Wednesday 23 November 2016

Print Culture and Distribution 2

There is often some question as to why people still use handmade production methods when it comes to print. No one learns original or technical skills any more whilst we're in this easy digital age, whereas now learning slow production methods is rebellious against today's society.

The Slow Food company suggest that by making a meal by hand, touching the raw material and feeling your way around the recipe can be a soothing relief. Our current obsession with speed means that we race though life instead of actually living it. Their philosophy is not about doing everything in tortoise mode, it's more about investing the right amount of time and attention to the problem. We need to escape the tediousness of fast-food and learn new skills not to rely on consumerist order.

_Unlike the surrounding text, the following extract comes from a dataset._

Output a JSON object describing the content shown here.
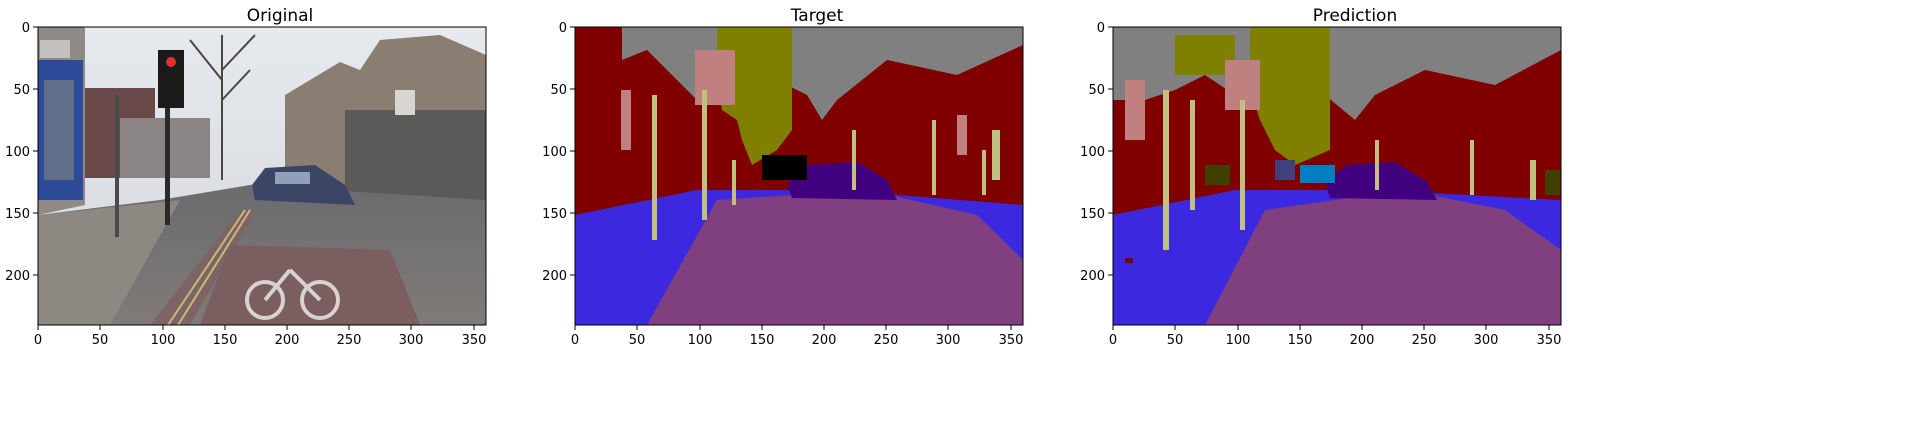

Whereas fast fashion consists only of pre-made mass-produced fashion styles where we're told what to buy. This exploits consumer demand for novelties and follow the order of things. Slow fashion is where you're not focusing on profit but the humanity and art of the clothing.

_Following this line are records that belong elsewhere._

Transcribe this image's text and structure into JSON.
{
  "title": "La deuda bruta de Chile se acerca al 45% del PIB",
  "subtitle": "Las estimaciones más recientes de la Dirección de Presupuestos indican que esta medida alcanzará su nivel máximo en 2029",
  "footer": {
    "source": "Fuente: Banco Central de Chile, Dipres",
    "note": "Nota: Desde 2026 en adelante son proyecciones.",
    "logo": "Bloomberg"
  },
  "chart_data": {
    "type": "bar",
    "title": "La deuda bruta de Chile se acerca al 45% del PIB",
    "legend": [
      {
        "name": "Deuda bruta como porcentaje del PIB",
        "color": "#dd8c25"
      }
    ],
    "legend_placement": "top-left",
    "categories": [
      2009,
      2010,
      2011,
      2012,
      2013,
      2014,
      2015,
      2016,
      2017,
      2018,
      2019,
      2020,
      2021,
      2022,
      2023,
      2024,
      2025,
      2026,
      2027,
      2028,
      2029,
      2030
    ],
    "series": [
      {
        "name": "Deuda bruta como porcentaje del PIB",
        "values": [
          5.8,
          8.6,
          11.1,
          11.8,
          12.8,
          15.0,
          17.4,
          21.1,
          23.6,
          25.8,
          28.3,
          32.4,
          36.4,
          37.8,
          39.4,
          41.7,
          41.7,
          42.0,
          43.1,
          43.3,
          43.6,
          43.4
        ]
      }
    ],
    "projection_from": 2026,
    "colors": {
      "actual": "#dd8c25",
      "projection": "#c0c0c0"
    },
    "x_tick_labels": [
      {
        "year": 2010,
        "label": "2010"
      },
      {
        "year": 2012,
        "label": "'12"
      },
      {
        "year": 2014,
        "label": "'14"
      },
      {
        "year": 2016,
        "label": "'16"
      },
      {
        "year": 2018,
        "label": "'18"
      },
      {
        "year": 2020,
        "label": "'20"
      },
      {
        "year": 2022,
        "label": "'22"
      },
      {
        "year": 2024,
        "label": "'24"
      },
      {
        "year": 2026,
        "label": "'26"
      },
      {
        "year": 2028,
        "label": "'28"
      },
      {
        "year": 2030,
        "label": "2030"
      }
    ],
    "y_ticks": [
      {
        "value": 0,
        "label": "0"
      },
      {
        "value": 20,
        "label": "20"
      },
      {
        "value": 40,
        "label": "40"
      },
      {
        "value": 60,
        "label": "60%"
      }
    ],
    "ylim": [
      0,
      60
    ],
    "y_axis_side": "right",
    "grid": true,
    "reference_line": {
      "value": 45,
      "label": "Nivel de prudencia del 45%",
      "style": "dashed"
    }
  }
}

Slow design is about how your design impacts culture and environment but is individual at the same time. It is the progressive way of life that is almost post-capitalism.

Movements like the Print Project explore revivalism and sustainability, maintaining history and not reckless expansion. Their printing it is about the skills learnt not the profits to be made on a wider scale of mass production.

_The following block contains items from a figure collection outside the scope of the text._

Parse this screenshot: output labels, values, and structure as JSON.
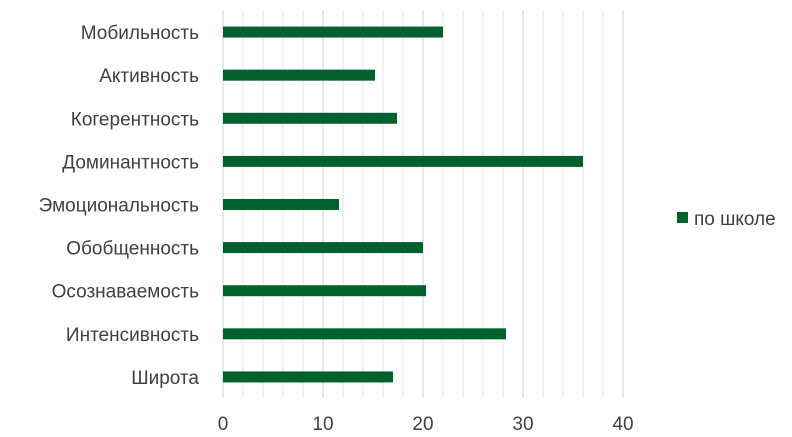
{
  "chart_data": {
    "type": "bar",
    "orientation": "horizontal",
    "categories": [
      "Мобильность",
      "Активность",
      "Когерентность",
      "Доминантность",
      "Эмоциональность",
      "Обобщенность",
      "Осознаваемость",
      "Интенсивность",
      "Широта"
    ],
    "series": [
      {
        "name": "по школе",
        "color": "#00612e",
        "values": [
          22,
          15.2,
          17.4,
          36,
          11.6,
          20,
          20.3,
          28.3,
          17
        ]
      }
    ],
    "xlim": [
      0,
      40
    ],
    "xticks": [
      "0",
      "10",
      "20",
      "30",
      "40"
    ],
    "grid": "vertical major and minor lines",
    "legend_position": "right"
  }
}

The Pink Milk Float talks to people who randomly pass by and teach them skills in printing so they can invest and be involved within the process of print making. This involves collaboration and not dictation of what you should be buying. 
The possibility of a relational art (an art taking as its theoretical
horizon the realm of human interactions and its social context
rather than the assertion of an independent and private symbolic
space), points to a radical upheaval of the aesthetic, cultural and
political goals introduced by modem art.